The United States of America is – like every person we meet and any nation we study – beautiful and broken. Her history is filled with saints and sinners, imperial oppression and unprecedented liberty. As we gather around tables and express our gratitude to God and each other, here are some paradoxical facts that are part of our historical tapestry:

  • The First Thanksgiving was celebrated in Plymouth with genuinely cordial relations with the local tribes. The Pilgrims owed their survival to Squanto and others that helped them gather, harvest, and hunt well.

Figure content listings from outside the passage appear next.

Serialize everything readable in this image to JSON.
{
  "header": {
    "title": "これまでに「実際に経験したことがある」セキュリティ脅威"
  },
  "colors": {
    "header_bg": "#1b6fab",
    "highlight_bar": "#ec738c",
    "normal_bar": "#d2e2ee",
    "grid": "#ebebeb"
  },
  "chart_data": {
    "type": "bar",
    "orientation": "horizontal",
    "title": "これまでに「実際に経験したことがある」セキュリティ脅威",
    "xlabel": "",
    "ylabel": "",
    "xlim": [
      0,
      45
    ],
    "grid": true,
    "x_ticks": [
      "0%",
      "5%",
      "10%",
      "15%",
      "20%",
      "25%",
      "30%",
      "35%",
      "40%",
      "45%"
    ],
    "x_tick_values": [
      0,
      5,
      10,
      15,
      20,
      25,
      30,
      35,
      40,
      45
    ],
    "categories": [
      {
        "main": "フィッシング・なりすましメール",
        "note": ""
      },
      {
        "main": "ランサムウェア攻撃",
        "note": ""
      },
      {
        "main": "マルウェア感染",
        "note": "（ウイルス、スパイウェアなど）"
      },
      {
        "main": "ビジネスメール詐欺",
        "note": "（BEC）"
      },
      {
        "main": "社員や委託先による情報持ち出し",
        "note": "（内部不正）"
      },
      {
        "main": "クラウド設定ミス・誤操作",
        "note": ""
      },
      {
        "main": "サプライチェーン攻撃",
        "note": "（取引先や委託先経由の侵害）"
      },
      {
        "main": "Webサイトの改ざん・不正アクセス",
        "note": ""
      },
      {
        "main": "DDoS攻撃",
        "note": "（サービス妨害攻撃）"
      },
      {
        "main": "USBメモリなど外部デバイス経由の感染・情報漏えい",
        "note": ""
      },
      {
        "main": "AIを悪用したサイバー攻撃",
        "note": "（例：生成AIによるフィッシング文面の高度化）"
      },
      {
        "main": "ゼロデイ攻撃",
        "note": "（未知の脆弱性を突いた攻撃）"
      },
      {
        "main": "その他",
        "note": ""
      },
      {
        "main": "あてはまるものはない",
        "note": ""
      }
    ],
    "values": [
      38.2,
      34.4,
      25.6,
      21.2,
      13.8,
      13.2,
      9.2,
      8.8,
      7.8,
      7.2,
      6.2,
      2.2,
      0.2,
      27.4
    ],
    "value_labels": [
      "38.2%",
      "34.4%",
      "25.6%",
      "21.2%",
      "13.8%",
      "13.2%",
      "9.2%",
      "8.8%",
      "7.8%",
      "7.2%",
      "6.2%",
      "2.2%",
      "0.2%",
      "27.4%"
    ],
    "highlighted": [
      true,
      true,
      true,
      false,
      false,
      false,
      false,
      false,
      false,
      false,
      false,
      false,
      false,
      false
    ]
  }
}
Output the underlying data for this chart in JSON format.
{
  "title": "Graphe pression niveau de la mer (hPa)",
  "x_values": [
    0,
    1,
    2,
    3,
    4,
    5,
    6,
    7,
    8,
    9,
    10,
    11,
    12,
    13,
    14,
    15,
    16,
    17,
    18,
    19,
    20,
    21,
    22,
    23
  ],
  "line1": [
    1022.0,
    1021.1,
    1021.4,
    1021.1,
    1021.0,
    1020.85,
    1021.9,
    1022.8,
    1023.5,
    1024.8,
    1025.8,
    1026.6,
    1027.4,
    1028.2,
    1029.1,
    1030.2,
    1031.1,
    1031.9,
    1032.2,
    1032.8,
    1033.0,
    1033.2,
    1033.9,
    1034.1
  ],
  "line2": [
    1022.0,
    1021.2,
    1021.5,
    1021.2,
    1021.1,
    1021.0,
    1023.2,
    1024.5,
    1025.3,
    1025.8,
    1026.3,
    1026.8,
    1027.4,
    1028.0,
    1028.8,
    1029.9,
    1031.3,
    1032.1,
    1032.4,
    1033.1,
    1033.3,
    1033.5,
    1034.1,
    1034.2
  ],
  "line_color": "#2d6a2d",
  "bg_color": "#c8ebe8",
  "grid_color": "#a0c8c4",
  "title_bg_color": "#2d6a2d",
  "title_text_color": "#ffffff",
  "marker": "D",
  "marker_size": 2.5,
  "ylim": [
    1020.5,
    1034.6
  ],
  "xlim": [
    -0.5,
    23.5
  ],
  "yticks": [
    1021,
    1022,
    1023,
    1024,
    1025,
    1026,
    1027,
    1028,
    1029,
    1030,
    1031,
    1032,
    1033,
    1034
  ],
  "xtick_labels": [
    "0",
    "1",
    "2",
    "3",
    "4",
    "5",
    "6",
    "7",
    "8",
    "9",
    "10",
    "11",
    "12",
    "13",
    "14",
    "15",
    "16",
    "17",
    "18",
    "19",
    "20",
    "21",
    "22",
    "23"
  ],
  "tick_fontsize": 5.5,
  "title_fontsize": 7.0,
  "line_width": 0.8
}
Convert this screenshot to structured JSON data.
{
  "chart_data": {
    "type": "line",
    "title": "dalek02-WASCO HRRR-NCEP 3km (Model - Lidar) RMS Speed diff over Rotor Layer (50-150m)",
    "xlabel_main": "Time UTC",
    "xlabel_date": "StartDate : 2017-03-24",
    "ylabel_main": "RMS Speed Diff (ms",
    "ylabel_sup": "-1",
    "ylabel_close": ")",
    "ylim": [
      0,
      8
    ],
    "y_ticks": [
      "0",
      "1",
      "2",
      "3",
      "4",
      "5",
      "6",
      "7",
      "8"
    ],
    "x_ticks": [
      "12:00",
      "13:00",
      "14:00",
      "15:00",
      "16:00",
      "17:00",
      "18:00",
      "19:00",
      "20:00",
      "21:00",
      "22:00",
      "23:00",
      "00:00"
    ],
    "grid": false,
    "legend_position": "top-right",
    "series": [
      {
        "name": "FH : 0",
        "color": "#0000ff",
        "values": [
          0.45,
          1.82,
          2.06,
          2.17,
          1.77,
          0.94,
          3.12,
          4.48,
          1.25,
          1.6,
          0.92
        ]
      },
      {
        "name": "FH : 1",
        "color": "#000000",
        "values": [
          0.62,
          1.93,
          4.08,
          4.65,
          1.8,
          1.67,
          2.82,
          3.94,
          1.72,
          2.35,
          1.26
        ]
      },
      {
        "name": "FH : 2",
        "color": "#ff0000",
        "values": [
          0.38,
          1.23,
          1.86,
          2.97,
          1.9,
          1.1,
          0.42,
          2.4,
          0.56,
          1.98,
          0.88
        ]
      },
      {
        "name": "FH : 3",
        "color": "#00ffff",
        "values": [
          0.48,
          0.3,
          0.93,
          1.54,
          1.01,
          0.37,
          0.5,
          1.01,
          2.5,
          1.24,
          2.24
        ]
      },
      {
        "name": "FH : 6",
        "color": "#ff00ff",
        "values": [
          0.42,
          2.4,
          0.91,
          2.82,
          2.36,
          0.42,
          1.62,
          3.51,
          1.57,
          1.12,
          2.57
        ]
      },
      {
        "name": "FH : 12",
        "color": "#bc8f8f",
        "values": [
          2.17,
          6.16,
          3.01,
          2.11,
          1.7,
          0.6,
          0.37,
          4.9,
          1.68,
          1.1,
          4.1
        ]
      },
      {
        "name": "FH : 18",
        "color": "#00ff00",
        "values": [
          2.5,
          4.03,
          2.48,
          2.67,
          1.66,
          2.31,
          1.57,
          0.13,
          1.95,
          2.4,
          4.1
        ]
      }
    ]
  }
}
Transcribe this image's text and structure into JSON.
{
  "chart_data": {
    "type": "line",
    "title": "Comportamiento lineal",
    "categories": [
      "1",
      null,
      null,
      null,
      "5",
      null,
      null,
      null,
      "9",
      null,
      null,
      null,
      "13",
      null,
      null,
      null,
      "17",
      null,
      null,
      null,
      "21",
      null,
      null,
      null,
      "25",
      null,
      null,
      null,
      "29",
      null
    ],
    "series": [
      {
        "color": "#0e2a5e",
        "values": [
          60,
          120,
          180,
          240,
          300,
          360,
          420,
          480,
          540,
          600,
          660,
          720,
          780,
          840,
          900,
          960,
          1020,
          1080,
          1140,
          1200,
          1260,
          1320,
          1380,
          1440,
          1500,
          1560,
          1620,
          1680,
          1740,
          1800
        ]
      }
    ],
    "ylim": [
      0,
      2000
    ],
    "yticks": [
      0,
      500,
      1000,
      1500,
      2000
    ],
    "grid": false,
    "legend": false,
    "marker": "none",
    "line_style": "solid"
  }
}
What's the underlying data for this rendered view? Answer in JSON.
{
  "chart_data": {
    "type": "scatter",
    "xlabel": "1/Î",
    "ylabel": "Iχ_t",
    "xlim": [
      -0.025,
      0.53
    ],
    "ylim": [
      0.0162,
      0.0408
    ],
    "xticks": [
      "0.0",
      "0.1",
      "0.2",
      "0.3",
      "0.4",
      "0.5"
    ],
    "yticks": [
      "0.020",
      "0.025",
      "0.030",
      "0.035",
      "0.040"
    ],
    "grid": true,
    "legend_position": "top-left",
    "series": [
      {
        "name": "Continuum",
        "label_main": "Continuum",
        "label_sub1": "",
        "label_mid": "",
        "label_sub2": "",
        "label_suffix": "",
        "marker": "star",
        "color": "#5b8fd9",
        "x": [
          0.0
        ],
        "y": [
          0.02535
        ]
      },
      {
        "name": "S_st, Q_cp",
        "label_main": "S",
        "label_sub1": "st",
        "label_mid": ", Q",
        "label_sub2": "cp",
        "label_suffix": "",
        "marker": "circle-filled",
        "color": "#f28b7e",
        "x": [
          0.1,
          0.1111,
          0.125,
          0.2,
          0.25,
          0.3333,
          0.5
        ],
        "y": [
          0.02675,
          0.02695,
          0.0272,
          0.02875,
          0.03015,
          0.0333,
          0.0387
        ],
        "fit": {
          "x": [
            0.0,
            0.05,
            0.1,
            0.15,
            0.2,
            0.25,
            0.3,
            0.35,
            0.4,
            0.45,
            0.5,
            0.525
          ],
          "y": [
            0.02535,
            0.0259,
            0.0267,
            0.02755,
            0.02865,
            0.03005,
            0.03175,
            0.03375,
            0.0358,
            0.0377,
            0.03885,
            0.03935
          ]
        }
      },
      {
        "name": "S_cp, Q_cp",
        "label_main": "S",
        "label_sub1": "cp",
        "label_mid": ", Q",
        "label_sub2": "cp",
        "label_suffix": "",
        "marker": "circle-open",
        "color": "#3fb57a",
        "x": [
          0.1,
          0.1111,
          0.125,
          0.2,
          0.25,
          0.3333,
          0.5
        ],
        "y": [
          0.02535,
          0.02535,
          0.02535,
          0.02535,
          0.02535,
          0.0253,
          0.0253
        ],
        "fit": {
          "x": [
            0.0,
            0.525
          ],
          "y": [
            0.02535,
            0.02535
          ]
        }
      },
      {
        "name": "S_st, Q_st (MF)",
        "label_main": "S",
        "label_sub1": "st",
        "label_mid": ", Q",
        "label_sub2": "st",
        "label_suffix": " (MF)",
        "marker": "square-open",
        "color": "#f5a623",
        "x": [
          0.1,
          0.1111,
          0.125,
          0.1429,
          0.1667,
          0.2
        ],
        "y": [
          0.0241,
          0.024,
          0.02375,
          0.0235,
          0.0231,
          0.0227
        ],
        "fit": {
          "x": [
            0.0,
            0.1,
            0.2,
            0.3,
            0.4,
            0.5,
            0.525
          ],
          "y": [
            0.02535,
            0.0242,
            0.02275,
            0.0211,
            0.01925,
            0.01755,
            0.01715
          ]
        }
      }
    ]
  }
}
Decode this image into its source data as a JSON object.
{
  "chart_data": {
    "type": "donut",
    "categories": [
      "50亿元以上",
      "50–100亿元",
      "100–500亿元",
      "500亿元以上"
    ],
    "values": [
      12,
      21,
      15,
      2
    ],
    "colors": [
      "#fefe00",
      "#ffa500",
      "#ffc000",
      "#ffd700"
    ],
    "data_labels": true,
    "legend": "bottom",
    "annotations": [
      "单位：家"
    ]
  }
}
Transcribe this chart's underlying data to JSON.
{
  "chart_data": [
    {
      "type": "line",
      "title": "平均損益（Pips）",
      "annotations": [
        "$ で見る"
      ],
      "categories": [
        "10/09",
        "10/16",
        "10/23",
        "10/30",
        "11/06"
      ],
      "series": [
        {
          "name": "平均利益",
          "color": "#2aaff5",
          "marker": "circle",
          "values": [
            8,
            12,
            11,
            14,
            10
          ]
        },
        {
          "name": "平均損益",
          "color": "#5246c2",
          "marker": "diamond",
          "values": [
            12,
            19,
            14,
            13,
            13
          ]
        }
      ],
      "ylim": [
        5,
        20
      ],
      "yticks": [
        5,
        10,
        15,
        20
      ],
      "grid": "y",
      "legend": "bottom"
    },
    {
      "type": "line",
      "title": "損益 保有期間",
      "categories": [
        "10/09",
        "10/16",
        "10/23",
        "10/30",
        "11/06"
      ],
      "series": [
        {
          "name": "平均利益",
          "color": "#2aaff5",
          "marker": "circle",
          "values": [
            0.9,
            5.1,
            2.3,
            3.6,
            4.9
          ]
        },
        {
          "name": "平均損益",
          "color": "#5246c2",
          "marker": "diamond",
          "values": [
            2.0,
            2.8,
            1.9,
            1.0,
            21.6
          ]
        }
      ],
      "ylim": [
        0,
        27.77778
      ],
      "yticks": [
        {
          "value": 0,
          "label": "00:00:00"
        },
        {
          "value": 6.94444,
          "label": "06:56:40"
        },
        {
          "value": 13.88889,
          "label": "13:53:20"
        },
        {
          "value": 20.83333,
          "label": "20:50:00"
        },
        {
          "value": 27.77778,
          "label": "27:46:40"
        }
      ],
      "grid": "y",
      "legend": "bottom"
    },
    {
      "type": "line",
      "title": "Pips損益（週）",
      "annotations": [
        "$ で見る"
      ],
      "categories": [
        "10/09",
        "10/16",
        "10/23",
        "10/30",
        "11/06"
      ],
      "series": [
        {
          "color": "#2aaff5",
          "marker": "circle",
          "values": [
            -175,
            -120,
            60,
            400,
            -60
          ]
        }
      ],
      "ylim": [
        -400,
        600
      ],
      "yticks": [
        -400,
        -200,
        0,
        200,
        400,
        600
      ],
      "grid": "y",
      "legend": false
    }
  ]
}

  • Just before the Pilgrims came ashore (1620), the colony of Virginia began importing African slaves for work in the tobacco fields (1619), inaugurating a history that only a Civil War and later Civil Rights Movement would change.
  • Maryland and Pennsylvania were colonial havens for Roman Catholics and Quakers respectively, and both colonies promoted freedom of religion.
  • Meanwhile in the Massachusetts Bay Colony, religious dissenters such as Anne Hutchinson and Roger Williams were exiled or punished severely into the 1690s.
  • The Methodists prohibited members from owning slaves as of 1757; alas, a century later this dynamic tradition was divided in to Northern and Southern branches…as were almost all denominations.
  • Ellis Island processed millions of immigrants in the late 19th and early 20th centuries. Though many faced prejudices and obstacles assimilating into a very White and Protestant America, within a few generations, most of their descendants were celebrating the opportunities the New World had to offer.
  • At the same time immigrants were gazing happily at the Statue of Liberty upon their arrival in the USA, millions of Native Americans and African Americans faced continued oppression, prejudice, and legal barriers to full inclusion into American society.

The USA continues as an experiment in virtue-based liberty, with a history of hospitality and generosity as well as nativism and xenophobia. As we rightly give thanks, let’s rededicate ourselves to building a land of access, equity, and opportunity for all.